Saturday, March 17, 2012

Butterfly Chronicles Volume 31: Broken Bones and Butterflies


Only He remains the same.
 
This past week, my nephew broke his leg – fibula and tibia all the way through to a leg waggle where that leg should’ve been straight and strong.  Drilling into the bone, the Docs inserted a never to be removed rod which his bone will eventually grow around.  Walk, they said.  Day after surgery, walk they said and he did.  Crutched, drip lines dangling vinelike from veins, he walked on that bone severed rod inserted leg.

Candy and snack laden, we went to visit this beautiful boy in the hospital.  I was ambushed by emotion – his pain, the damage, the drugged boy not quite himself but still him, all grown up but still the fair haired boy I held as a baby.  I was overcome.  Emotions tornadoing.  Relief that he was okay and a stake through the heart pain that even in this pain, he is still alive and I am so glad.  I couldn’t lose another.  No rod strong enough to hold together more broken heart.  And he’s still hurt and we still wait to see if all is well and pray.  But he breathes and I am thankful.

I thought in that hospital visitor’s chair that I would give anything to have Zach in a hospital bed with only something broken – even needing the rods inserted kind of broken but still breathing broken.  I am living a life where I don’t know who I am or who I’ll be or what will uncork the tear flow.  Today it was a chocolate butterfly in a plastic yellow butterfly dotted bag with a Godiva tag.  A gift.  And the tears seeped through the dam crack and then flooded and I had to hide in the bathroom – again and again.

And life keeps coming.  The culmination in sight, Taylor’s graduation is drifting unstoppable and ever closer.  Already wondering how I will feel watching that public slideshow memory march of Taylor’s babyhood to 12th year pinnacle on that slideshow screen.  How would a mother father grandparent aunt uncle not be teary even if Zach was here?  But Zach will be there on that screen loving his sister, them so close and together and smiling and breathing.  Heartbeats tapping through time, a rhythm of life joy.  And seeing that and we will just have to breathe through it.  All of us, never knowing if we’ll be smiling or so sad from the weight of ten thousand thousand tears.  We are all different and unsure of what happens in even the next moment.

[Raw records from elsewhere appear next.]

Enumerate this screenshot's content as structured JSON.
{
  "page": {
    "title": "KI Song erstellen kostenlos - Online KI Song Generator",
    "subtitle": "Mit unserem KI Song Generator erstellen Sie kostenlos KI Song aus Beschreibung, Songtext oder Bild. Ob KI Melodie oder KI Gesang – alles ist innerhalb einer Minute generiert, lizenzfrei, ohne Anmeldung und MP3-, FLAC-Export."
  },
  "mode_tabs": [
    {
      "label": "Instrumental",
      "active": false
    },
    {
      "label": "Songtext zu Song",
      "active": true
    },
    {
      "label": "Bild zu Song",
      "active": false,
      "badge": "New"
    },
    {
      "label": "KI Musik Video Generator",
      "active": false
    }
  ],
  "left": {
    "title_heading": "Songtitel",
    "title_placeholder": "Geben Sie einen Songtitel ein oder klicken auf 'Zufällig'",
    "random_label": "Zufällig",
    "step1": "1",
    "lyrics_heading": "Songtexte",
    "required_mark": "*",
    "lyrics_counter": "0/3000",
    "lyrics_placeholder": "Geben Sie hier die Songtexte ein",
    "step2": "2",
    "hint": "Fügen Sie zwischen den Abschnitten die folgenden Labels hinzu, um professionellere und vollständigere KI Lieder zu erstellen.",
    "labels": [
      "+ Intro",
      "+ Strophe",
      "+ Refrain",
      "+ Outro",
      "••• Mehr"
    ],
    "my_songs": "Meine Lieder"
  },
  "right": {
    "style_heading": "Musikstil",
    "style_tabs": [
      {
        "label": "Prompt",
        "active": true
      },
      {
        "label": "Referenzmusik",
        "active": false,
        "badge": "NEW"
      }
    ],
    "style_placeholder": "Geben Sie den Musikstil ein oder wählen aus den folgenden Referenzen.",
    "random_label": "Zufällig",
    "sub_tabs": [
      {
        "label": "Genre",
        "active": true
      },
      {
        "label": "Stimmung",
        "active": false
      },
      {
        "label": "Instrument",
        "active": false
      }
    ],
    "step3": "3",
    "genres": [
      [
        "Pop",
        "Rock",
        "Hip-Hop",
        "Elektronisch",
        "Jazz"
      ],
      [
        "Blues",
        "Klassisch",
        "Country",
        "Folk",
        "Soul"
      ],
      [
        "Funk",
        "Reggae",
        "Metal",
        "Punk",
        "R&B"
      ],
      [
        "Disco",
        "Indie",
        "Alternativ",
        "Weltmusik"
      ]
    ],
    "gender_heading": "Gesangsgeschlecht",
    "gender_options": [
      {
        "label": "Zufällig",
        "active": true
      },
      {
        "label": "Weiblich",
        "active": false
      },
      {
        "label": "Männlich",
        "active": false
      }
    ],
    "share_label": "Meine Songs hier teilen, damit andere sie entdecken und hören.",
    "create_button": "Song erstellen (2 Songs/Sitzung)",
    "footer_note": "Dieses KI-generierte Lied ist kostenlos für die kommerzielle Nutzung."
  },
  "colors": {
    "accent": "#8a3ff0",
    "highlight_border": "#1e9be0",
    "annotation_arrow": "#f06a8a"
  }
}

Always asking the unanswerable questions – how did we get here? Why?  Why did this happen?  Why didn’t we know?  What could we have done?  An unending circle of endless questions with no door to open for answers.
 
And we are still recovering from two moves in 10 days and still unpacking and we are tired and bittersweet happy.  Together, Michael and I slowly unwrapped the plastic holding those Zach drawers shut.  Those drawers full because we couldn’t face the insides before.  Time now to empty them and give a new life to that dresser.  That dresser full of his life starting a new life.  Everything new everywhere – this whole life we live – all different and unknown and unsure.  And Zach there in every molecule of every item in every corner of those drawers we unpacked and repacked.  Tears dripping and heart pain throbbing and that panic ever pulsing at the back of my neck stealing my air.

His white ribbed “gangster” tank tops that became a joke between us sleep folded now on a shelf in my closet.  The green jersey he wore and warred in on that football field hangs lifeless, but I play the memories alive in me.  And Jonathan with his broken bones and rod breathes.  And I am so thankful for rods and broken bones.

If you meet me and I can’t look you in the eye, forgive me.  Sometimes I hide in the grocery store. If you invite me and I say no, forgive me.  If you call, sometimes I can’t answer even though I skip a beat wondering if there is tragedy on the other end of that ringing phone.  There is no moment when I am sure of what the next moment will feel like.  I don’t even know who looks back at me in the mirror.  The only thing I can think about who I am is that He knew me before there was time and He knit me together and holds me together and I am changed and only He remains the same.  These days seem harder than the first days.  The wall of numb fell like Jericho, and I am left standing wishing I was invisible.  Six months.
 
“Isolating?” asks Peter M.D.  I find that yes, I am doing that more and more, and I won’t tell him that and my friends will be pushy and limit the isolation, but it is survival.  There’s only so much real life I can survive right now.  And I never quite know when enough is too much.  I love that song that says “fear is just a lie.”  I hold on to that – that this fear I feel is just a lie.  What work God is doing I know not.   I can barely take one step after another and what work He is doing He will do.  It’s like I’m suspended again in the pre-birth amniotic fluid waiting to be reborn – this place of being so weak that letting Him walk me is easy because I’m too weak to get in His way with my way for once.  And every day, He gives me butterflies.  And I believe Zach is in those butterflies and knows about those butterflies.  And I tell him hello.